The hidden costs of BYOT can be broken down into four categories:

1. Hard dollars. Many organizations develop a BYOT program by giving employees an “allowance” that they can apply toward purchases of mobile devices and other technology and applications. This allows workers more choice — they can pick the brands they like — and lowers the organization’s initial outlay, as they’re essentially splitting some portion of it with the employee (who can also use the device during their personal time). But under this scenario, hidden costs can crop up: international charges for business travel, for instance, would normally be covered by the company, but when purchased on an individual basis, there are no discounts for bulk purchasing. There may also be tax consequences for the company (i.e., fewer write-offs) and support costs, since there will be an expectation that the organization will cover some — if not all — issues if it’s paying for part of the initial purchase and ongoing monthly fees. There will also likely be network-related investments required to maintain performance as more and more devices get connected — and these are often done on an ad hoc basis.

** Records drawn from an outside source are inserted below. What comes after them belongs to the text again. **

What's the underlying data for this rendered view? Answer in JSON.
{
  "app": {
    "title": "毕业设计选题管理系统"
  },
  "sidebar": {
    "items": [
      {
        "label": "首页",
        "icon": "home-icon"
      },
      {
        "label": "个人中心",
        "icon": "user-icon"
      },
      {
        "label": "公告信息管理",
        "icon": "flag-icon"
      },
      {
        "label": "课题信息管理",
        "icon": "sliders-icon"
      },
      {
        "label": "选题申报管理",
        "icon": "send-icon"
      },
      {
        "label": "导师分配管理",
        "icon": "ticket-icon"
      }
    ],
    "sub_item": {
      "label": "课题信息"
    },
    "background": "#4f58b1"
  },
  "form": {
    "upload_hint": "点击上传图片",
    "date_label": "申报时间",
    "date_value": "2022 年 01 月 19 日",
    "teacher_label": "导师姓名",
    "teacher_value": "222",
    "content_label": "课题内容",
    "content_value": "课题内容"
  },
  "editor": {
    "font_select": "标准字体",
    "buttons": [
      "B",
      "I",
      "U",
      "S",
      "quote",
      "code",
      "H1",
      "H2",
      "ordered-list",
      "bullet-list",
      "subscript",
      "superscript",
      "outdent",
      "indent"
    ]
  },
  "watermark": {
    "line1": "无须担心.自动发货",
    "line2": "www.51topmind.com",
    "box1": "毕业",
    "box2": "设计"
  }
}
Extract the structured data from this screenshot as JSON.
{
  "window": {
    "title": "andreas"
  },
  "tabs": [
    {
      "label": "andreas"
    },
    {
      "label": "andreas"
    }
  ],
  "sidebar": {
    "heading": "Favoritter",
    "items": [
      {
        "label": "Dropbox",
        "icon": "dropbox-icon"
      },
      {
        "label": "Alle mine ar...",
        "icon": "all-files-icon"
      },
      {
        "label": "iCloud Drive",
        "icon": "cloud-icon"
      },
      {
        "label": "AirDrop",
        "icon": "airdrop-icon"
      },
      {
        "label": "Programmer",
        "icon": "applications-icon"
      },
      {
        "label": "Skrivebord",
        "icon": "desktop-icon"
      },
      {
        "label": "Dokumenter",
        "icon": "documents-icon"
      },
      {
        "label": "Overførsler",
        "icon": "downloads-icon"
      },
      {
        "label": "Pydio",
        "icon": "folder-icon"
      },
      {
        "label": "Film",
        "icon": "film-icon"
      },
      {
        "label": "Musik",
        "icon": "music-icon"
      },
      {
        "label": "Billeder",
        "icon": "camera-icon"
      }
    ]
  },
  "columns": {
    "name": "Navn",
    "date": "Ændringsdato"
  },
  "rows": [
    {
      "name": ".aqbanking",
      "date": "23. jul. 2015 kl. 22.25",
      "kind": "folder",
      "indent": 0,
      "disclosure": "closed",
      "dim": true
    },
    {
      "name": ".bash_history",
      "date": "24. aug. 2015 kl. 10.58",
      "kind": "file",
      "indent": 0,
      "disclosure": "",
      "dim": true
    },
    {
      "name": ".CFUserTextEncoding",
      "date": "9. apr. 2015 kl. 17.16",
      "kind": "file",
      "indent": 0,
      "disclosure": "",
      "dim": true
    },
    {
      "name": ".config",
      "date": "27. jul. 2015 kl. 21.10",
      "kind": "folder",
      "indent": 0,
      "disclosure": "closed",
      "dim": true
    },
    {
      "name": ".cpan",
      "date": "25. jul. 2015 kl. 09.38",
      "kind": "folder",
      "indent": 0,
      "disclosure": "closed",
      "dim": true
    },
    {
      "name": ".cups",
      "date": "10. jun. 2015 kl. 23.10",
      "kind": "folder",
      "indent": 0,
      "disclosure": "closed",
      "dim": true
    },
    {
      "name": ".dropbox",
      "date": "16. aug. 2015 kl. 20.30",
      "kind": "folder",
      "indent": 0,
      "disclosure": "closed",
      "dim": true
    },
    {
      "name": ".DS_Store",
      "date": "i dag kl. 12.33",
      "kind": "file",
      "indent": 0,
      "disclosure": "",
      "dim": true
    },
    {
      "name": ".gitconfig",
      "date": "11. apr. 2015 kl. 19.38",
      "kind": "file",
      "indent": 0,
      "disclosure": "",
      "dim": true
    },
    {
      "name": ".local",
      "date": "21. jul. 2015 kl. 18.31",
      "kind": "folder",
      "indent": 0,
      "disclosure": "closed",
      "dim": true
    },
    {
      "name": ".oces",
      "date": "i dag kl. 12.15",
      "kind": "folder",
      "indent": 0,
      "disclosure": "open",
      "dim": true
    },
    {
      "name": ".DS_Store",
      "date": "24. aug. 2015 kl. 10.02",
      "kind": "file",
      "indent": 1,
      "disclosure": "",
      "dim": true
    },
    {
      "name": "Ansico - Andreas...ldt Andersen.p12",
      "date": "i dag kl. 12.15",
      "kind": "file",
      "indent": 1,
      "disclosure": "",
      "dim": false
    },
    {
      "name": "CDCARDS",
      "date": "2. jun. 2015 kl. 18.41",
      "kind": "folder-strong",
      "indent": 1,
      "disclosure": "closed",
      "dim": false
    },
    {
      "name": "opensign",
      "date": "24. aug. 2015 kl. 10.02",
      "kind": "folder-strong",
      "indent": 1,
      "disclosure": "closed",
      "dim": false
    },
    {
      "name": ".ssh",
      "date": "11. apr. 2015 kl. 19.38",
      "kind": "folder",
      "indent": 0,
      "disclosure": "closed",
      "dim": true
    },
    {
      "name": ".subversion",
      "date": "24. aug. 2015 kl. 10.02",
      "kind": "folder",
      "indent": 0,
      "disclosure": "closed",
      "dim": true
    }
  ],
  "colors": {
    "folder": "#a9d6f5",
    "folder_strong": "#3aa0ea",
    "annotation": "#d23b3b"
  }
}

2. Productivity. Once enough people in an organization start using mobile devices and apps to get work done, they become part of the organization’s business processes. When they don’t work — due to technical glitches, lack of payment or other failures — neither do those processes. Leaving the decision about what tools to use to your employees means you don’t get to decide what endpoints and applications will most benefit the company in the long run. Not supporting disabled devices and related apps and services can mean hours, days or even weeks in which your employees don’t have access to the tools they now need to properly do their jobs. And don’t forget to factor in the cost of filling out expense reports (for reimbursement of some or all of the technology employees bring in), as well as any time spent trying to get consumer-level support (especially for free software). Boosting productivity is the second-most important concern for IT decision makers, so paying attention to good intentions that have negative results is key.

3. Security. If you leave it up to your employees to evaluate, purchase and use technology, you have little to no control over the endpoints and services they choose. They might buy unprotected smartphones or tablets, putting you at risk for malware; or, they might use free consumer apps that have no protections for intellectual property, data management, compliance and so on. The costs of repairing a damaged network or recovering lost data can be astronomical. Forty percent of our survey respondents listed security as their biggest IT challenge, so dealing with it head-on is important.

4. Opportunity costs. Don’t ignore the fact that you may be losing business if your employees can’t respond to emails, requests for help and other inquiries outside of normal business hours or a traditional corporate office. Today’s customers and prospects expect an immediate reply, and the only way to ensure they get one is to give your employees the tools they need to access communications, corporate and product information, and the expertise and input of managers and colleagues anywhere, anytime. Assuming that workers will use their own devices to deliver top-notch service is a risk; every deal lost to lag time and unresponsiveness is revenue lost, too. And then there’s the question of who owns customer contacts, information and other data when an employee leaves the company. If that information resides on employee-owned devices, they’ll take it with them when they leave. But if the business owns that hardware and software, IT staff can rest assured that it will always stay with the organization.